FIG. 2 is a schematic diagram of the optical path of a detection imaging system, wherein 1 is a square capillary tube filled with a zebra fish sample; 2 is a detection microscope objective; 3 is a lens; 4 is a high-speed camera; 5 is a capillary clamping device and a fixed table; 6 is a cylinder.

The phase mask pattern of the array structured light proposed in the present invention was first tested. The experimental procedure was as follows:

1. the part of the lighting system as shown in fig. 1 is first built up.

2. A high-speed camera is placed near the focal plane of the illumination microscope objective.

3. And turning on a power supply, loading a mask pattern of an array structure on the spatial light modulator, and simultaneously adjusting the two polaroids to enable emergent light to be structured light as far as possible.

4. The high speed camera position was adjusted and a light field picture was taken, the result of which is shown in fig. 5.

And (3) performing in-vivo biological sample real test by using an array structured light illuminated microscopic imaging system. The experimental procedure was as follows:

1. on the basis of a structural light field detection experimental system, a detection imaging system is set up as shown in fig. 2.

2. Live zebra fish larvae are placed in a square capillary tube, and the capillary tube is fixed by a clamping device.

3. The power is turned on and the square capillary is fine-tuned to the focal plane of the illumination microscope objective.
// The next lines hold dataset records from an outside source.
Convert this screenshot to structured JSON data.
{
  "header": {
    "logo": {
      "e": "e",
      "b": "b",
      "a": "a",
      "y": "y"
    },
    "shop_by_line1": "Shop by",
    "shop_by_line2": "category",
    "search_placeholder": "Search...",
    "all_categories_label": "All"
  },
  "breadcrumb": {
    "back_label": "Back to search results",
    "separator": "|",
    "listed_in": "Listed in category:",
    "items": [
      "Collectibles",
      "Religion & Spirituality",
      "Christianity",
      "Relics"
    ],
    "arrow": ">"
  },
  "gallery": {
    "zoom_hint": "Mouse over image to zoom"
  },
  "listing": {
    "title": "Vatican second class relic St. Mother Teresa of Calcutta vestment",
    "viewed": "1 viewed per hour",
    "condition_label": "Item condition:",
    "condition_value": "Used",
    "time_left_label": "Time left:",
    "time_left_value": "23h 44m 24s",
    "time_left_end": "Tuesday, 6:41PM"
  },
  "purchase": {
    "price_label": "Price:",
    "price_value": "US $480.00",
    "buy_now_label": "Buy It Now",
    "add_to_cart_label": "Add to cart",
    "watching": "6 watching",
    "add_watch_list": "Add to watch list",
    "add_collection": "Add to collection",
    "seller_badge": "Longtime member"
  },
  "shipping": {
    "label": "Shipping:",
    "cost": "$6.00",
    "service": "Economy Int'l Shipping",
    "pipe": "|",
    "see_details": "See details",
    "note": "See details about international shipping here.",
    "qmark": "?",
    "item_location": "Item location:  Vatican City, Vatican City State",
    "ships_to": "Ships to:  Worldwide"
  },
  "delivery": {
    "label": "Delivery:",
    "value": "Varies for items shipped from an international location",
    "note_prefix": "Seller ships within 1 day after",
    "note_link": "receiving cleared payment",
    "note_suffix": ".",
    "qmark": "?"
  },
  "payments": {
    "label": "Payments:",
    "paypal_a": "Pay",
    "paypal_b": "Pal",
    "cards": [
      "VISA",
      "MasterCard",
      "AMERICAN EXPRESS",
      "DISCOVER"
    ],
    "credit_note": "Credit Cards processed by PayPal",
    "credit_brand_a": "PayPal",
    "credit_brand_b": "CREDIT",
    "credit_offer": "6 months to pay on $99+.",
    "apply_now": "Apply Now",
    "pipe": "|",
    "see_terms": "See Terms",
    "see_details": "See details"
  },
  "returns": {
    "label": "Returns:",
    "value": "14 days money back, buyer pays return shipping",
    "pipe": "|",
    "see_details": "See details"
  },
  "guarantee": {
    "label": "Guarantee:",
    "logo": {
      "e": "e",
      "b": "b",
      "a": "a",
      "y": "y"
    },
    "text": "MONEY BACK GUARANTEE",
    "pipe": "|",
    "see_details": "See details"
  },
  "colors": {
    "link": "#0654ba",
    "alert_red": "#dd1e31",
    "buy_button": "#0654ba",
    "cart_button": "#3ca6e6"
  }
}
At the same time, the 4 x observation objective is used to adjust the imaging to be clear.

4. And selecting Gaussian light illumination as a control group and regular hexagonal array structured light as an experimental group, sequentially testing and repeating a plurality of groups, and shooting an imaging result by using a high-speed camera.

5. The imaging results of the gaussian light and the regular hexagonal array structured light illumination are analyzed and compared, and the results are shown in fig. 6. Wherein (a) is zebra fish head imaging illuminated by regular hexagonal array structured light; (b) imaging the zebra fish head illuminated by Gaussian light; (c) the result of gray scale analysis of (a) and (b) is an enlargement of the zebra fish eye outline (the portion enclosed by the yellow dotted line).

FIG. 6 shows that under the Gaussian illumination condition, the illumination brightness is not uniform, an overexposure phenomenon exists in a local range, the number of overexposure noise pixels is equivalent to that of actual image signal pixels, and the image signal-to-noise ratio is low; under the condition of regular hexagonal array structured light illumination, the zebra fish sample can be seen to have uniform overall imaging brightness, only a small part of the zebra fish sample has an overexposure phenomenon, the contrast is high, the signal-to-noise ratio and the definition are greatly improved, and the phototoxicity and photobleaching on organisms can be correspondingly greatly reduced.